A future is a synchronization primitive that allows another thread to set its value. Generally, the other thread does some computation and then sets the value of the future.

from concurrent.futures import ThreadPoolExecutor

def a_bg_task(v):
    return v * 2

with ThreadPoolExecutor() as executor:
    future_result = executor.submit(a_bg_task, 3) # a_bg_task(3), will run in a background thread (in this case one from a thread pool)

    result = future_result.result() # block until the result is available

Note, the computation happens in the background, in a separate thread. In my example above, this thread happens to be from a thread pool, but you don’t have to use a thread pool.

Event Loop

If you’ve ever done GUI programming, you know what an event loop is. You are constantly looping, looking into a thread safe event queue, and calling associated handlers (functions).

There is a way to do asynchronous programming using an event loop, though you won’t get concurrency.

The main idea is to do a little bit of your long running computation at a time. You do a little, and then return to the event loop and schedule the next bit to do. Every time a bit is done, you schedule the next bit.
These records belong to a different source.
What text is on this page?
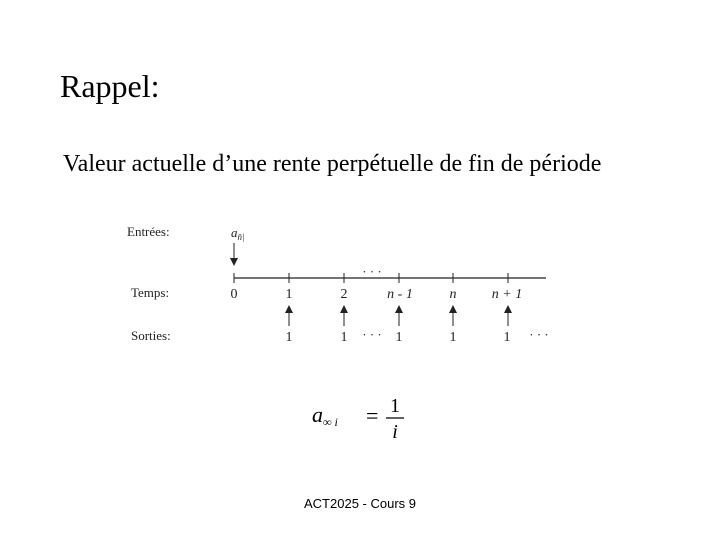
Rappel:
Valeur actuelle d’une rente perpétuelle de fin de période
Entrées:
Temps:
Sorties:
$a_{n̄|}$
· · ·
0	1	2	n - 1	n	n + 1
1	1 · · · 1	1	1 · · ·
a∞ i = 1
i
ACT2025 - Cours 9
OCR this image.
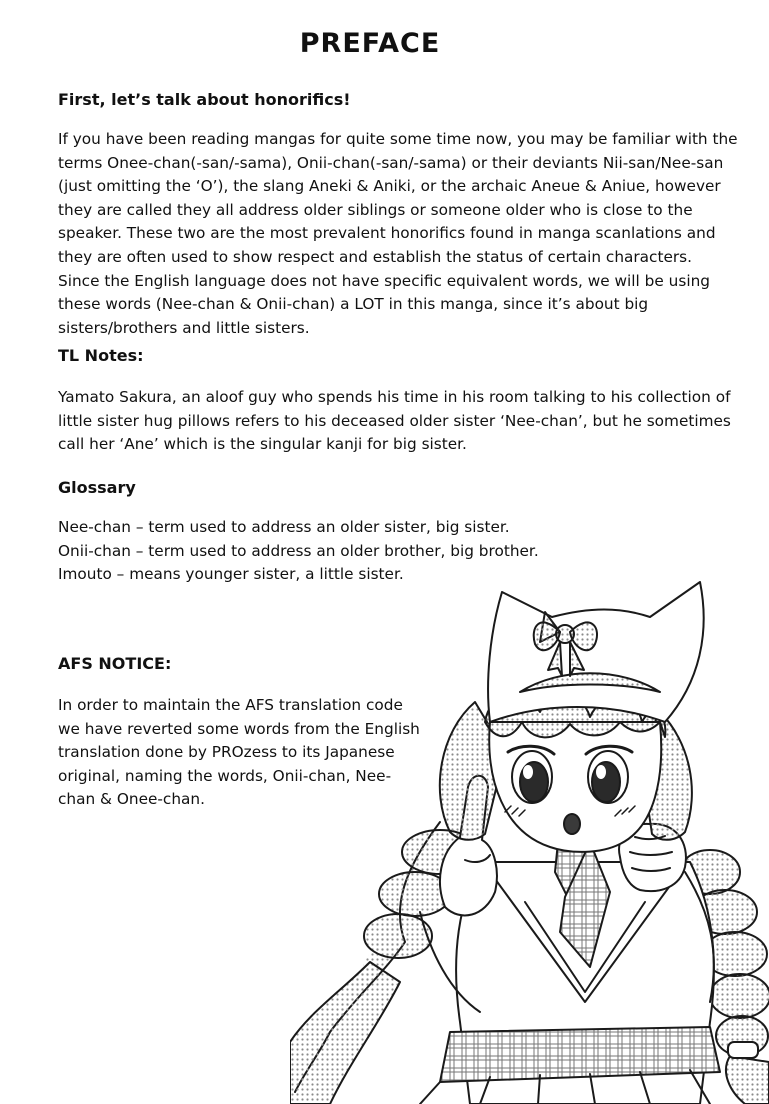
PREFACE
First, let’s talk about honorifics!

If you have been reading mangas for quite some time now, you may be familiar with the terms Onee-chan(-san/-sama), Onii-chan(-san/-sama) or their deviants Nii-san/Nee-san (just omitting the ‘O’), the slang Aneki & Aniki, or the archaic Aneue & Aniue, however they are called they all address older siblings or someone older who is close to the speaker. These two are the most prevalent honorifics found in manga scanlations and they are often used to show respect and establish the status of certain characters. Since the English language does not have specific equivalent words, we will be using these words (Nee-chan & Onii-chan) a LOT in this manga, since it’s about big sisters/brothers and little sisters.

TL Notes:

Yamato Sakura, an aloof guy who spends his time in his room talking to his collection of little sister hug pillows refers to his deceased older sister ‘Nee-chan’, but he sometimes call her ‘Ane’ which is the singular kanji for big sister.

Glossary
Nee-chan – term used to address an older sister, big sister.
Onii-chan – term used to address an older brother, big brother.
Imouto – means younger sister, a little sister.
AFS NOTICE:

In order to maintain the AFS translation code we have reverted some words from the English translation done by PROzess to its Japanese original, naming the words, Onii-chan, Nee-chan & Onee-chan.
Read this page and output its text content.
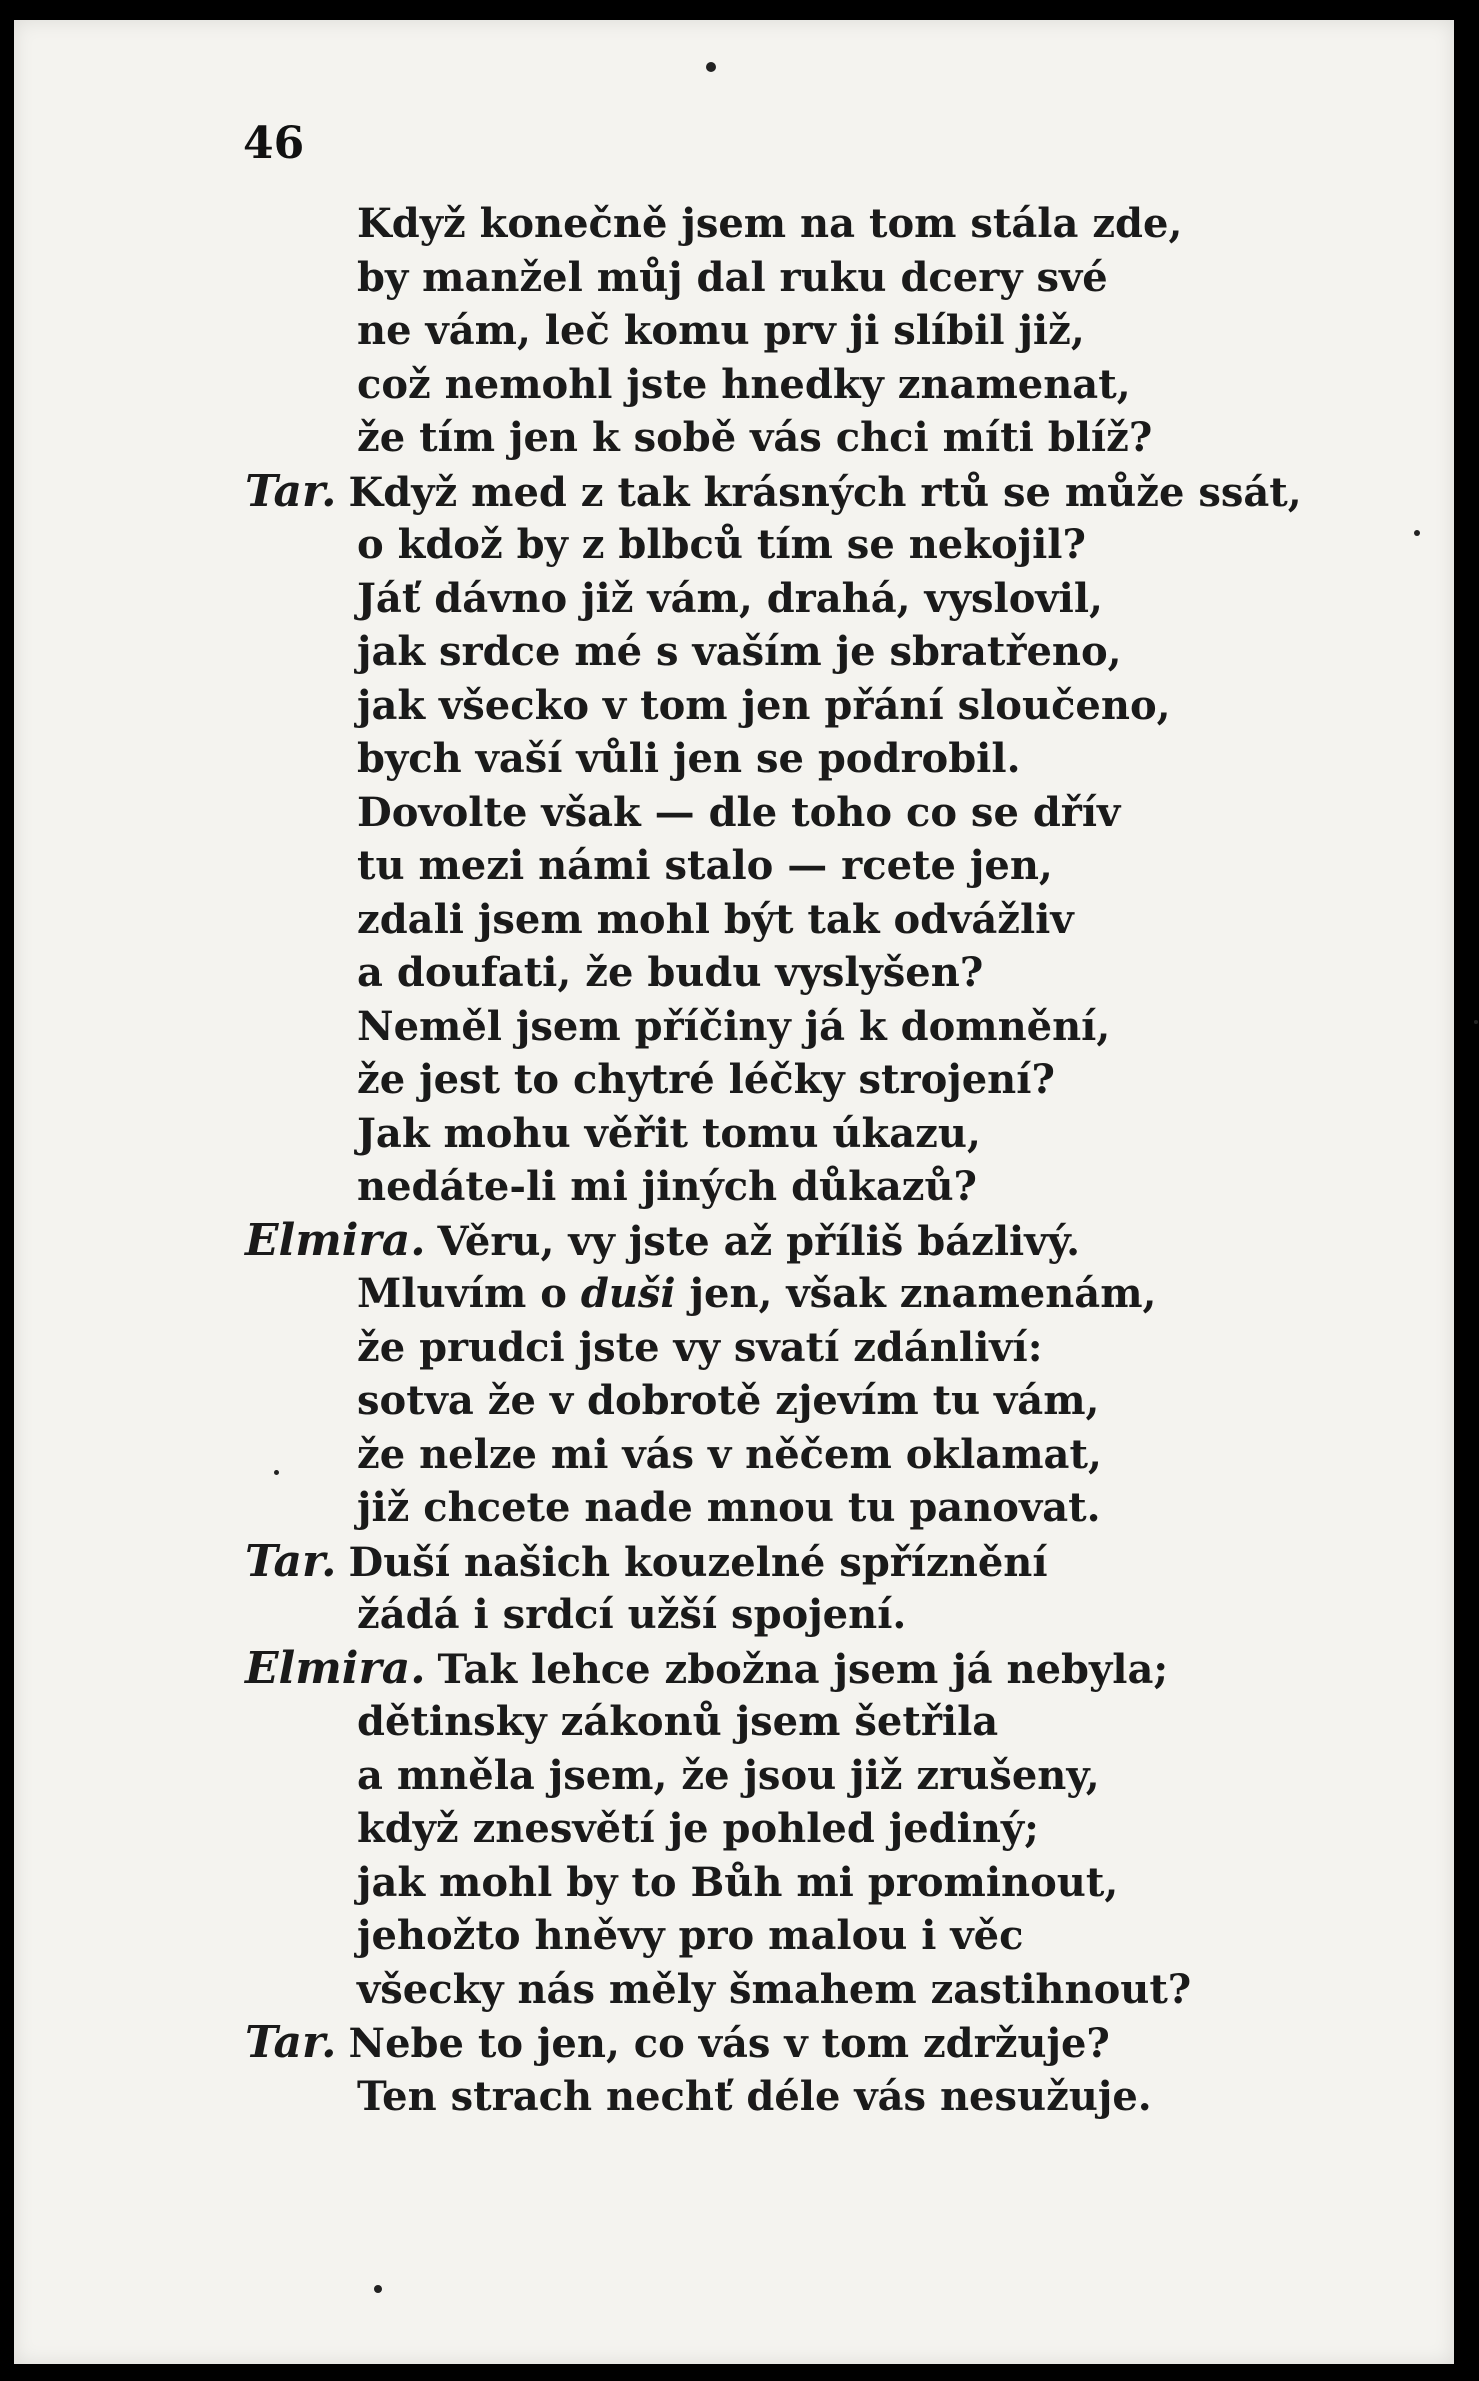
46
Když konečně jsem na tom stála zde,
by manžel můj dal ruku dcery své
ne vám, leč komu prv ji slíbil již,
což nemohl jste hnedky znamenat,
že tím jen k sobě vás chci míti blíž?
Tar. Když med z tak krásných rtů se může ssát,
o kdož by z blbců tím se nekojil?
Jáť dávno již vám, drahá, vyslovil,
jak srdce mé s vaším je sbratřeno,
jak všecko v tom jen přání sloučeno,
bych vaší vůli jen se podrobil.
Dovolte však — dle toho co se dřív
tu mezi námi stalo — rcete jen,
zdali jsem mohl být tak odvážliv
a doufati, že budu vyslyšen?
Neměl jsem příčiny já k domnění,
že jest to chytré léčky strojení?
Jak mohu věřit tomu úkazu,
nedáte-li mi jiných důkazů?
Elmira. Věru, vy jste až příliš bázlivý.
Mluvím o duši jen, však znamenám,
že prudci jste vy svatí zdánliví:
sotva že v dobrotě zjevím tu vám,
že nelze mi vás v něčem oklamat,
již chcete nade mnou tu panovat.
Tar. Duší našich kouzelné spříznění
žádá i srdcí užší spojení.
Elmira. Tak lehce zbožna jsem já nebyla;
dětinsky zákonů jsem šetřila
a mněla jsem, že jsou již zrušeny,
když znesvětí je pohled jediný;
jak mohl by to Bůh mi prominout,
jehožto hněvy pro malou i věc
všecky nás měly šmahem zastihnout?
Tar. Nebe to jen, co vás v tom zdržuje?
Ten strach nechť déle vás nesužuje.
This way you never block the event loop for too long, you give other handlers a chance to run!

Let’s do pseudo code for this one :)

def part1:
    # do the first bit of computation
    if not done:
        schedule(part2) # put part2 in the event queue so it runs at some point in the near future

# part2 will schedule part3, part3 will schedule part4, and so on

Async IO

Speaking of asynchronous programming, IO operations take a long time, and you sometimes don’t want to block your thread when doing them.

The OS provides some underlying facilities for you here.

When a thread issues an IO request, it can tell the OS to associate the IO request with a specificEvent or IOCP (I/O Completion Port) object. The thread can then continue doing other computation and eventually (maybe periodically) check the status of the Event/IOCP object.

Eventually, your thread can choose to wait on the Event/IOCP object. In this case it will block until the corresponding IO is done. But the idea is, that you do quite a bit of other computation before you decide to wait for the IO.

So you issue the IO request, and then be on your merry way, then later see if it’s done.


Coroutines are a way to do asynchronous programming. They are like functions, but they can pause and resume. They are not threads, they are not processes, they are just functions that can pause and resume.

import asyncio

async def long_running_io(): # function that is marked as async returns a coroutine object when called
    await asyncio.sleep(1) # long running IO operation

async def long_running_computation():
    asyncio.to_thread(some_long_running_computation) # run some_fun in a separate thread, main thread will be notified when its done, and it will handle it in the event loop

asyncio.run(long_running_io()) # or asyncio.run(long_running_computation())

# or if you want to do both in the same event loop
async def main():
    await asyncio.gather(long_running_io(), long_running_computation())


This is exactly like what we talked about in the event loop section. It just provides a framework for you. Your function is split into parts, based on await statements.

Note that even asyncio has the name io in it, you can use it to asynchronously run long computations as well, you just need to use asyncio.to_thread to specify that they should be run in a background thread. This background thread can be a pool, etc. The implementation doesn’t matter.

But, if you are running some stuff in another thread, be watchful of data-race/race-conditions. Remember, anytime you have 2 or more threads going through a single function, be careful.


Wow! That’s a lotta threading for one day! Have a good day!